Le Kosovo, un État sans État

Un conflit de légitimité historique qui pèse toujours sur les relations diplomatiques

Les thèses serbe et albanaise de l’identité de la région du Kosovo

, par Forum Réfugiés

La question du Kosovo « relève de ces problèmes aussi insolubles que l’énoncé en est simple, c’est-à-dire une terre pour deux peuples - Serbes et Albanais - au nationalisme aussi exacerbé l’un que l’autre » (Le Monde, 16 février 1990).

La région du Kosovo a une place géographique centrale dans les Balkans, ce qui fait d’elle une région disputée pour des raisons purement stratégiques. Les contentieux frontaliers et territoriaux qui opposent aujourd’hui Serbes et Albanais·es sont argumentés de part et d’autre par des considérations historiques.

Photo : Franco Pecchio, le 19 août 2014

Sans considération de territoires et de citoyenneté, la population albanaise compte entre 7 et 11,6 millions de personnes réparties dans plusieurs pays des Balkans. Leur revendication territoriale sur le Kosovo se fonde sur la thèse selon laquelle iels seraient les descendant·es des Illyrien·nes, peuple protohistorique apparu dans les Balkans au XXe siècle avant J.C. et qui s’est installé vers 1300 avant J.C. sur les côtes de l’Adriatique. Les Illyrien·nes étaient divisé·es entre plusieurs royaumes avant la conquête romaine, sur des territoires regroupant l’actuel Albanie et le Kosovo, ainsi que des territoires en Croatie, Slovénie, Bosnie-Herzégovine et Montenegro. Les Albanais·es se considèrent donc comme un peuple autochtone de la région et revendiquent à ce titre les territoires autrefois occupés par leurs ancêtres.

Les thèses serbes remettent en cause la descendance supposée entre Illyrien·nes et Albanais·es, estimant que le Kosovo est peuplé de Serbes depuis au moins le VIIe siècle et que sa population y était homogène : des Serbes et seuls des Serbes y vivaient. Selon les mythes remis au goût du jour au cours des années 1990 par Milosevic [1], le Kosovo est, de plus, le berceau historique et culturel de la religion chrétienne orthodoxe et le lieu de la défaite historique des Serbes contre l’Empire ottoman. La bataille de Kosovo Polje (le « Champ des Merles ») de 1389 opposant les troupes serbes aux troupes ottomanes est un autre élément venant appuyer la thèse serbe. Face à l’Empire ottoman qui envahissait les Balkans, les Serbes auraient résisté, jusqu’à cette défaite.

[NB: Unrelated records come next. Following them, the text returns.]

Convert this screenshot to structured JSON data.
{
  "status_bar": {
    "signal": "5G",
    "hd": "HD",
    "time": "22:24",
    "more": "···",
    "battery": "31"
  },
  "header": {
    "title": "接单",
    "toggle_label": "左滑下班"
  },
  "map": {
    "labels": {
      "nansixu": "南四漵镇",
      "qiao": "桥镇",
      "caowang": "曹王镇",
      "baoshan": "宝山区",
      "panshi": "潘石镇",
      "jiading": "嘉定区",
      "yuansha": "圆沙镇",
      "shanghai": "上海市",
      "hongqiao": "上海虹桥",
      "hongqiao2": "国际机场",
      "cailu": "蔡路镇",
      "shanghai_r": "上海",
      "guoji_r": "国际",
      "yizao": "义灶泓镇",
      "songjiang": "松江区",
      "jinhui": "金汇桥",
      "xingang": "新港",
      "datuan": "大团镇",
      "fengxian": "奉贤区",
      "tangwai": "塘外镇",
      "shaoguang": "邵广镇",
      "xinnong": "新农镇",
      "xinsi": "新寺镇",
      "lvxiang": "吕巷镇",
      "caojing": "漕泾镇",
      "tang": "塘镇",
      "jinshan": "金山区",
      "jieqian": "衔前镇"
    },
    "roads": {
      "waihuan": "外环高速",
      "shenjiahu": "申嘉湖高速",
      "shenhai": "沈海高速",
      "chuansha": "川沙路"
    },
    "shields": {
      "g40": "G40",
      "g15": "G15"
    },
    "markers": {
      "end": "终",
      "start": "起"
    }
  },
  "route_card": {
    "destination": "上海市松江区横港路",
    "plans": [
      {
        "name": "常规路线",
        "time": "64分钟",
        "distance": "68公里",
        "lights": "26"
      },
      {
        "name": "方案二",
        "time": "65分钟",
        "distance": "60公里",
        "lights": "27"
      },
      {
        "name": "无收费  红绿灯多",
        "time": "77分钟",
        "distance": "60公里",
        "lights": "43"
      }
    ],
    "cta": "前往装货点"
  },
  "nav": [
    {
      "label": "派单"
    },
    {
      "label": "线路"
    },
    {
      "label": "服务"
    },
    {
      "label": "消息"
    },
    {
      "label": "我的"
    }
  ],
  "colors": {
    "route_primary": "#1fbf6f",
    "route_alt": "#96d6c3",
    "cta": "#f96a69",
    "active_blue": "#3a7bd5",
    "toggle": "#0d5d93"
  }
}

Mais le Kosovo serait resté serbe plusieurs siècles pendant l’occupation ottomane, malgré la répression et les discriminations à l’encontre des non-musulman·es. Les Albanais·es, majoritairement converti·es au fil des siècles, se seraient installé·es au Kosovo progressivement à partir du XVIIIe siècle et auraient « poussé » les Serbes à la migration. Selon ces thèses, le peuple albanais serait tout autant oppresseur que l’Empire ottoman.

Ce conflit de légitimité historique alimente toujours les tensions diplomatiques et a impacté l’ensemble de la région tout au long du XXe siècle (voir la chronologie ). Aujourd’hui, la Serbie revendique toujours le Kosovo, une revendication qui pèse sur les relations diplomatiques au niveau européen et sur la reconnaissance de l’indépendance du jeune État kosovar.

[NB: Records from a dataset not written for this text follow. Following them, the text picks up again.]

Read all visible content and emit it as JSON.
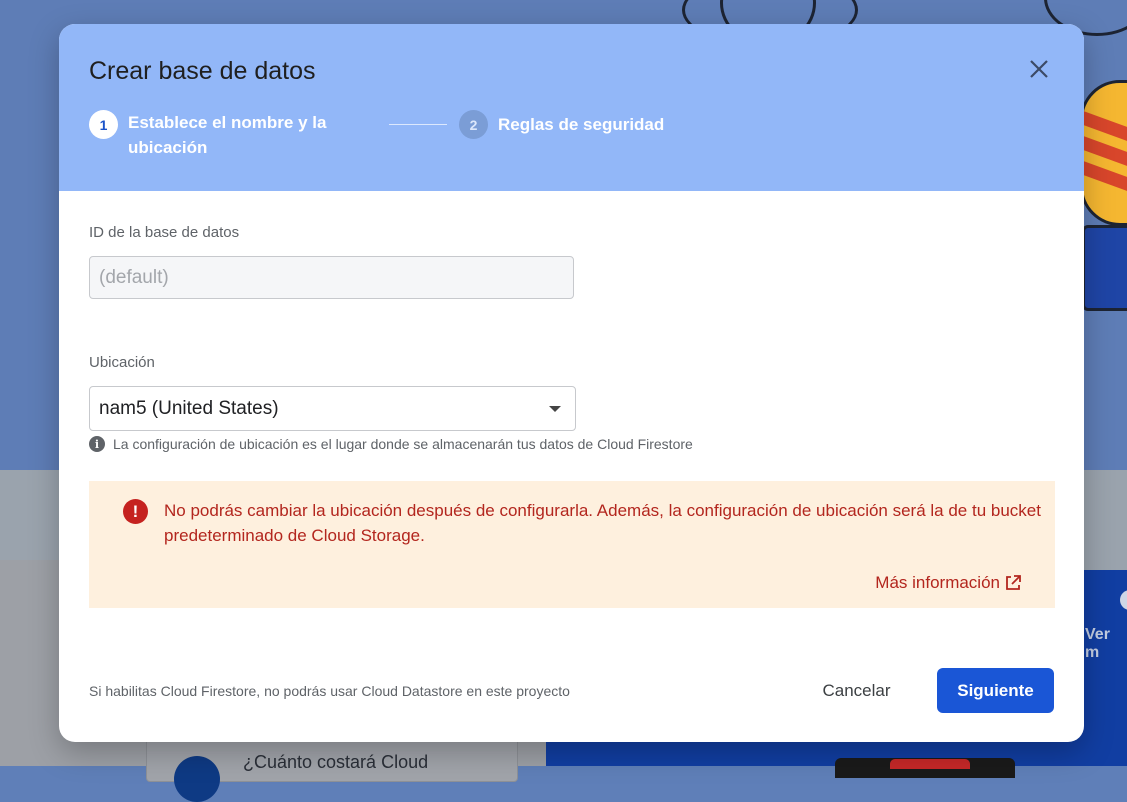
{
  "dialog": {
    "title": "Crear base de datos",
    "steps": [
      {
        "number": "1",
        "label": "Establece el nombre y la ubicación"
      },
      {
        "number": "2",
        "label": "Reglas de seguridad"
      }
    ]
  },
  "database_id": {
    "label": "ID de la base de datos",
    "placeholder": "(default)"
  },
  "location": {
    "label": "Ubicación",
    "value": "nam5 (United States)",
    "hint": "La configuración de ubicación es el lugar donde se almacenarán tus datos de Cloud Firestore"
  },
  "warning": {
    "text": "No podrás cambiar la ubicación después de configurarla. Además, la configuración de ubicación será la de tu bucket predeterminado de Cloud Storage.",
    "link": "Más información"
  },
  "footer": {
    "note": "Si habilitas Cloud Firestore, no podrás usar Cloud Datastore en este proyecto",
    "cancel": "Cancelar",
    "next": "Siguiente"
  },
  "background": {
    "card_text": "¿Cuánto costará Cloud",
    "ver": "Ver m"
  },
  "colors": {
    "header": "#92b7f8",
    "primary_button": "#1a56d6",
    "warning_bg": "#fef0de",
    "warning_text": "#b3261e"
  }
}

Le Kosovo a déclaré son indépendance le 17 février 2008, après neuf années passées sous mandat international. Depuis, 110 pays l’ont reconnu, mais l’Espagne, Chypre, la Grèce, la Roumanie et la Slovaquie s’y opposent toujours, certains pays par crainte que la déclaration d’indépendance d’une province ne fasse jurisprudence.

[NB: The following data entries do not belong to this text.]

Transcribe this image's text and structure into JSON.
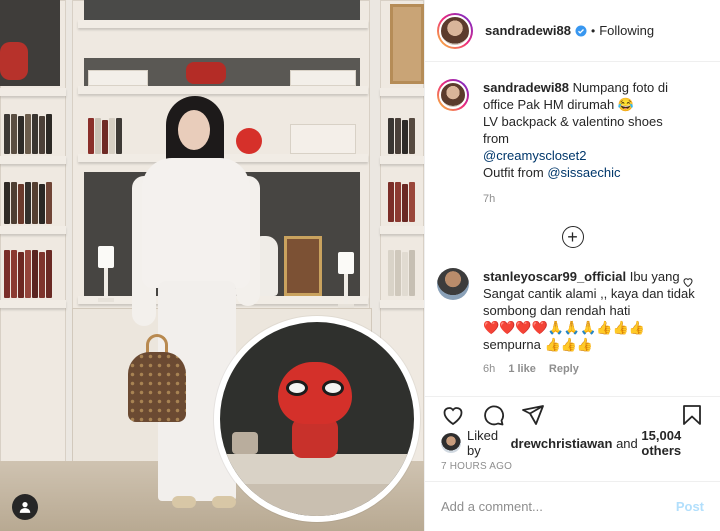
{
  "header": {
    "username": "sandradewi88",
    "follow_status": "Following",
    "dot": "•"
  },
  "caption": {
    "username": "sandradewi88",
    "line1": "Numpang foto di office Pak HM dirumah 😂",
    "line2": "LV backpack & valentino shoes from",
    "mention1": "@creamyscloset2",
    "line3": "Outfit from",
    "mention2": "@sissaechic",
    "time": "7h"
  },
  "comments": [
    {
      "username": "stanleyoscar99_official",
      "text": "Ibu yang Sangat cantik alami ,, kaya dan tidak sombong dan rendah hati",
      "emoji1": "❤️❤️❤️❤️🙏🙏🙏👍👍👍",
      "text2": "sempurna",
      "emoji2": "👍👍👍",
      "time": "6h",
      "likes": "1 like",
      "reply": "Reply"
    }
  ],
  "likes": {
    "prefix": "Liked by",
    "user": "drewchristiawan",
    "and": "and",
    "others": "15,004 others"
  },
  "posted_ago": "7 HOURS AGO",
  "add_comment": {
    "placeholder": "Add a comment...",
    "post_label": "Post"
  },
  "icons": {
    "verified": "verified-badge-icon",
    "heart": "heart-icon",
    "comment": "comment-icon",
    "share": "share-icon",
    "save": "bookmark-icon",
    "add": "plus-circle-icon",
    "user_tag": "user-tag-icon"
  },
  "colors": {
    "link": "#00376b",
    "verified": "#3897f0",
    "post_disabled": "#b2dffc"
  }
}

Ce statut-quo maintient tout le monde dans ses propres illusions : le Kosovo « nourrit l’illusion qu’il est un pays indépendant », l’UE et l’OTAN pensent pouvoir accomplir leurs objectifs de structuration de l’administration et de l’État sans le considérer comme un État indépendant, tandis que la Serbie nourrit l’illusion que la faillite de l’État kosovar remettra en cause son statut et sera à terme de nouveau une province serbe.